South Korea to Provide Nationwide Counseling Programs for Smartphone-Addicted Youth
South Korea's youth's love for smartphones has gone bordering addiction. The federal government is poised to introduce nationwide counseling programs for youngsters by the end of the year to curb the rising technology-related affliction.
According to a report by The Wall Street Journal, South Korea's youth manifest signs of anxiety, insomnia and depression when their smartphones are extracted from them either by force or even by self-will.
The country's smartphone penetration rate among children ages 6 to 19, according to figures released by the Korea Communications Commission, had tripled in 2012 to 65 per cent from a year ago.

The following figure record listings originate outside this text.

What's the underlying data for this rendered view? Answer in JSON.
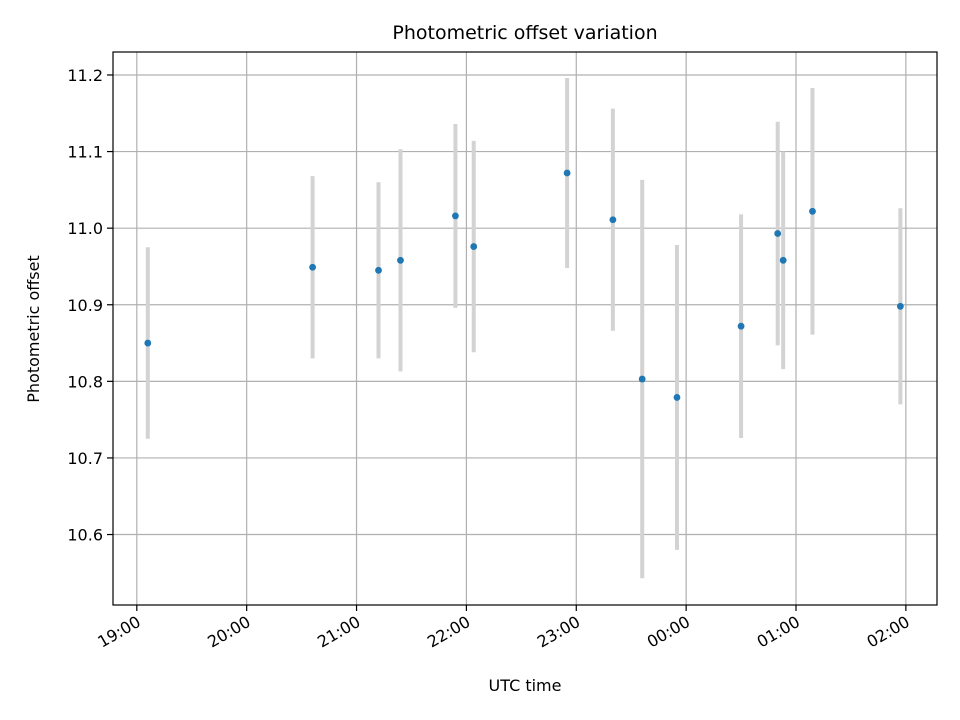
{
  "chart_data": {
    "type": "scatter",
    "title": "Photometric offset variation",
    "xlabel": "UTC time",
    "ylabel": "Photometric offset",
    "grid": true,
    "xlim": [
      "18:47",
      "02:17"
    ],
    "ylim": [
      10.508,
      11.23
    ],
    "xticks": [
      "19:00",
      "20:00",
      "21:00",
      "22:00",
      "23:00",
      "00:00",
      "01:00",
      "02:00"
    ],
    "yticks": [
      "10.6",
      "10.7",
      "10.8",
      "10.9",
      "11.0",
      "11.1",
      "11.2"
    ],
    "marker_color": "#1f77b4",
    "errorbar_color": "#d3d3d3",
    "series": [
      {
        "points": [
          {
            "time": "19:06",
            "y": 10.85,
            "err": 0.125
          },
          {
            "time": "20:36",
            "y": 10.949,
            "err": 0.119
          },
          {
            "time": "21:12",
            "y": 10.945,
            "err": 0.115
          },
          {
            "time": "21:24",
            "y": 10.958,
            "err": 0.145
          },
          {
            "time": "21:54",
            "y": 11.016,
            "err": 0.12
          },
          {
            "time": "22:04",
            "y": 10.976,
            "err": 0.138
          },
          {
            "time": "22:55",
            "y": 11.072,
            "err": 0.124
          },
          {
            "time": "23:20",
            "y": 11.011,
            "err": 0.145
          },
          {
            "time": "23:36",
            "y": 10.803,
            "err": 0.26
          },
          {
            "time": "23:55",
            "y": 10.779,
            "err": 0.199
          },
          {
            "time": "00:30",
            "y": 10.872,
            "err": 0.146
          },
          {
            "time": "00:50",
            "y": 10.993,
            "err": 0.146
          },
          {
            "time": "00:53",
            "y": 10.958,
            "err": 0.142
          },
          {
            "time": "01:09",
            "y": 11.022,
            "err": 0.161
          },
          {
            "time": "01:57",
            "y": 10.898,
            "err": 0.128
          }
        ]
      }
    ]
  }
}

And compared with the adults' addiction rate of 9.1 per cent, the rate of smartphone addiction rate among teens was doubly higher at 18 per cent.
"The situation is already serious," Hwang Tae-hee, an official at South Korea's Ministry of Gender Equality & Family.
Apart from anxiety, insomnia and depression, spending more than seven hours a day using the device is classified as smartphone addiction.
"Students today are very bad at reading facial expressions," Setsuko Tamura, a professor from Tokyo Seitoku University, told WSJ. "When you spend more time texting people instead of talking to them, you don't learn how to read nonverbal language."
The nationwide counseling programs for youngsters will likewise train teachers on how to deal with students with addiction.
South Korea's technology-related smartphone-addiction may come as no surprise since it is the bailiwick of Samsung Electronics, the world's biggest smartphone maker and rival to Apple Inc.
Moreover, Koreans are some of the world's first adopters of new digital devices, including high-speed Internet and advanced mobile technology.